In den nächsten Tagen begann der Vater, dem man vorsorglich nichts von dem schrecklichen Ereignis erzählt hatte, mit dem Ausheben des Leitungsgrabens bis zum Haus, wobei ihm Johann, das muss einfach einmal gesagt werden, tüchtig half. Endlich dann war das große Werk vollendet, und jeder Haushalt in Bodenbach war an das Leitungsnetz angeschlossen. „Schmeckt ein bisschen wie Drees", stellt Johann fest, als er das erste Mal das Leitungswasser probierte. Es hatte tatsächlich einen sehr hohen Kohlensäuregehalt, zudem einen hohen Härtegrad, so dass später nach einem neuen Wasservorkommnis gesucht werden musste. Einige Jahre später wurde mit dem Bau einer Kanalisation begonnen, da die Abwässer teilweise in die Straßenentwässerung flossen. Das konnte natürlich kein Dauerzustand bleiben, zumal die Familien - nun verwöhnt durch das nach Belieben fließende Wasser - sich nach und nach Badezimmer und Toiletten mit Wasserspülung anschafften, natürlich auch Werner, Johann und Marie.

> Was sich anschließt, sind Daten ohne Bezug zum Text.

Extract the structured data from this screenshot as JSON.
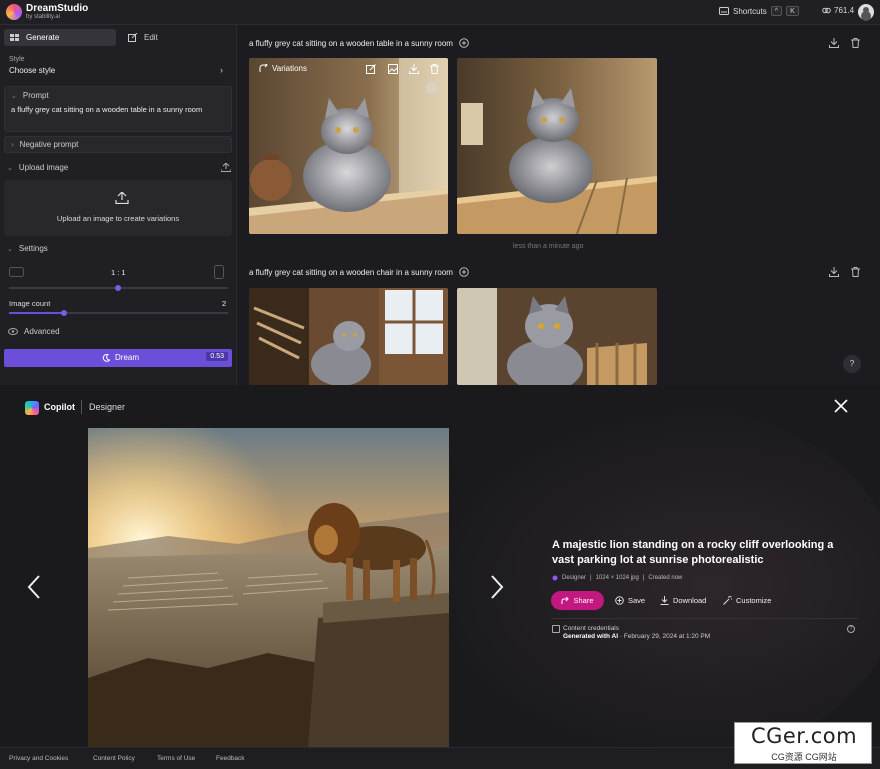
{
  "dreamstudio": {
    "brand": "DreamStudio",
    "brand_sub": "by stability.ai",
    "shortcuts_label": "Shortcuts",
    "shortcut_keys": [
      "^",
      "K"
    ],
    "credits": "761.4",
    "tabs": {
      "generate": "Generate",
      "edit": "Edit"
    },
    "style": {
      "label": "Style",
      "value": "Choose style"
    },
    "prompt": {
      "label": "Prompt",
      "value": "a fluffy grey cat sitting on a wooden table in a sunny room"
    },
    "negative_prompt_label": "Negative prompt",
    "upload": {
      "label": "Upload image",
      "text": "Upload an image to create variations"
    },
    "settings": {
      "label": "Settings",
      "aspect_ratio": "1 : 1",
      "image_count_label": "Image count",
      "image_count": "2",
      "image_count_fraction": 0.25
    },
    "advanced_label": "Advanced",
    "dream": {
      "label": "Dream",
      "cost": "0.53"
    },
    "generations": [
      {
        "prompt": "a fluffy grey cat sitting on a wooden table in a sunny room",
        "time": "less than a minute ago",
        "variations_label": "Variations"
      },
      {
        "prompt": "a fluffy grey cat sitting on a wooden chair in a sunny room"
      }
    ],
    "help": "?"
  },
  "copilot": {
    "brand": "Copilot",
    "product": "Designer",
    "image_title": "A majestic lion standing on a rocky cliff overlooking a vast parking lot at sunrise photorealistic",
    "meta": {
      "source": "Designer",
      "size": "1024 × 1024 jpg",
      "created": "Created now"
    },
    "actions": {
      "share": "Share",
      "save": "Save",
      "download": "Download",
      "customize": "Customize"
    },
    "credentials": {
      "title": "Content credentials",
      "generated": "Generated with AI",
      "date": "· February 29, 2024 at 1:20 PM"
    },
    "footer": [
      "Privacy and Cookies",
      "Content Policy",
      "Terms of Use",
      "Feedback"
    ]
  },
  "watermark": {
    "top": "CGer.com",
    "bottom": "CG资源 CG网站"
  },
  "colors": {
    "accent_purple": "#6b4fd9",
    "share_pink": "#c2187f"
  }
}
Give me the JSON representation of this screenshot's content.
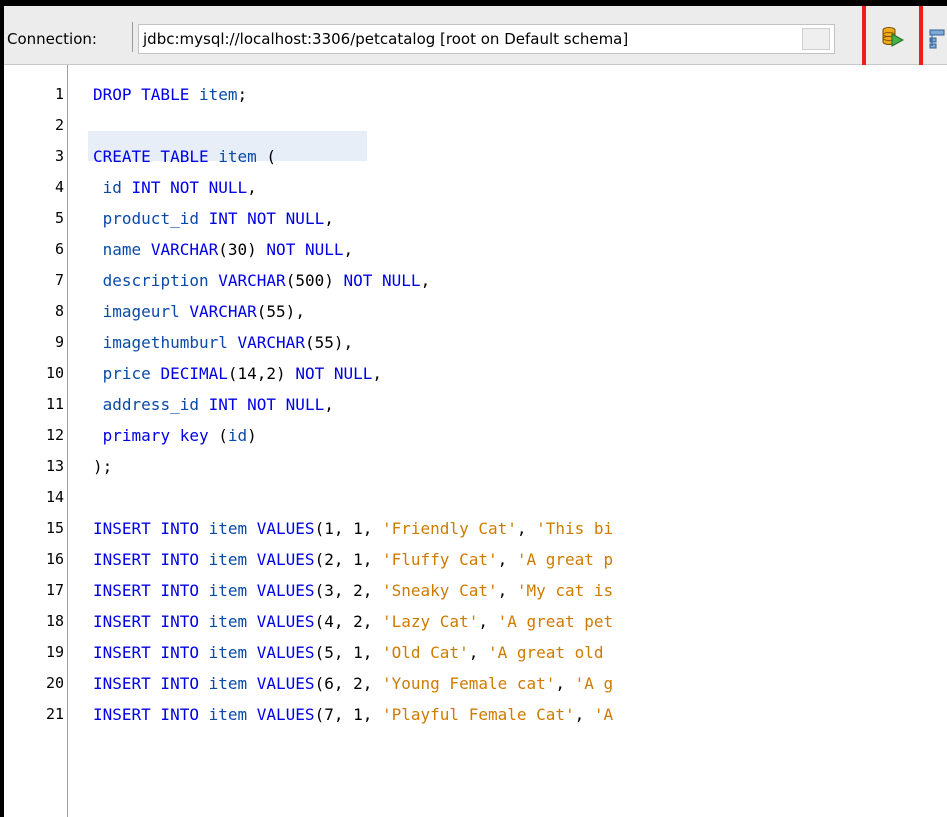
{
  "toolbar": {
    "connection_label": "Connection:",
    "connection_value": "jdbc:mysql://localhost:3306/petcatalog [root on Default schema]",
    "run_icon": "run-sql-icon",
    "next_icon": "execution-plan-icon",
    "highlight_color": "#ee1c1c"
  },
  "editor": {
    "lines": [
      {
        "num": "1",
        "text": "DROP TABLE item;"
      },
      {
        "num": "2",
        "text": ""
      },
      {
        "num": "3",
        "text": "CREATE TABLE item ("
      },
      {
        "num": "4",
        "text": " id INT NOT NULL,"
      },
      {
        "num": "5",
        "text": " product_id INT NOT NULL,"
      },
      {
        "num": "6",
        "text": " name VARCHAR(30) NOT NULL,"
      },
      {
        "num": "7",
        "text": " description VARCHAR(500) NOT NULL,"
      },
      {
        "num": "8",
        "text": " imageurl VARCHAR(55),"
      },
      {
        "num": "9",
        "text": " imagethumburl VARCHAR(55),"
      },
      {
        "num": "10",
        "text": " price DECIMAL(14,2) NOT NULL,"
      },
      {
        "num": "11",
        "text": " address_id INT NOT NULL,"
      },
      {
        "num": "12",
        "text": " primary key (id)"
      },
      {
        "num": "13",
        "text": ");"
      },
      {
        "num": "14",
        "text": ""
      },
      {
        "num": "15",
        "text": "INSERT INTO item VALUES(1, 1, 'Friendly Cat', 'This bi"
      },
      {
        "num": "16",
        "text": "INSERT INTO item VALUES(2, 1, 'Fluffy Cat', 'A great p"
      },
      {
        "num": "17",
        "text": "INSERT INTO item VALUES(3, 2, 'Sneaky Cat', 'My cat is"
      },
      {
        "num": "18",
        "text": "INSERT INTO item VALUES(4, 2, 'Lazy Cat', 'A great pet"
      },
      {
        "num": "19",
        "text": "INSERT INTO item VALUES(5, 1, 'Old Cat', 'A great old"
      },
      {
        "num": "20",
        "text": "INSERT INTO item VALUES(6, 2, 'Young Female cat', 'A g"
      },
      {
        "num": "21",
        "text": "INSERT INTO item VALUES(7, 1, 'Playful Female Cat', 'A"
      }
    ]
  }
}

Heute verbraucht im Durchschnitt jeder Bundesbürger 130 Liter täglich, davon das meiste zur Körperpflege. Wie einfach ist es doch, den Hahn aufzudrehen, zu baden und zu duschen, wann immer man den Wunsch dazu verspürt, wie leicht der Einschaltknopf zu bedienen für die vielen elektronischen Helfer im Haushalt wie Waschmaschine, Spülmaschine usw.? Wie verführerisch ist es, den Rasensprenger einzuschalten, den Swimmingpool zu füllen? Doch Wasser ist eines der kostbarsten Elemente unseres Planeten. Heute werden wir uns mehr und mehr bewusst, wie wertvoll und teuer es ist, und wie wichtig, wieder sorgsamer damit umzugehen.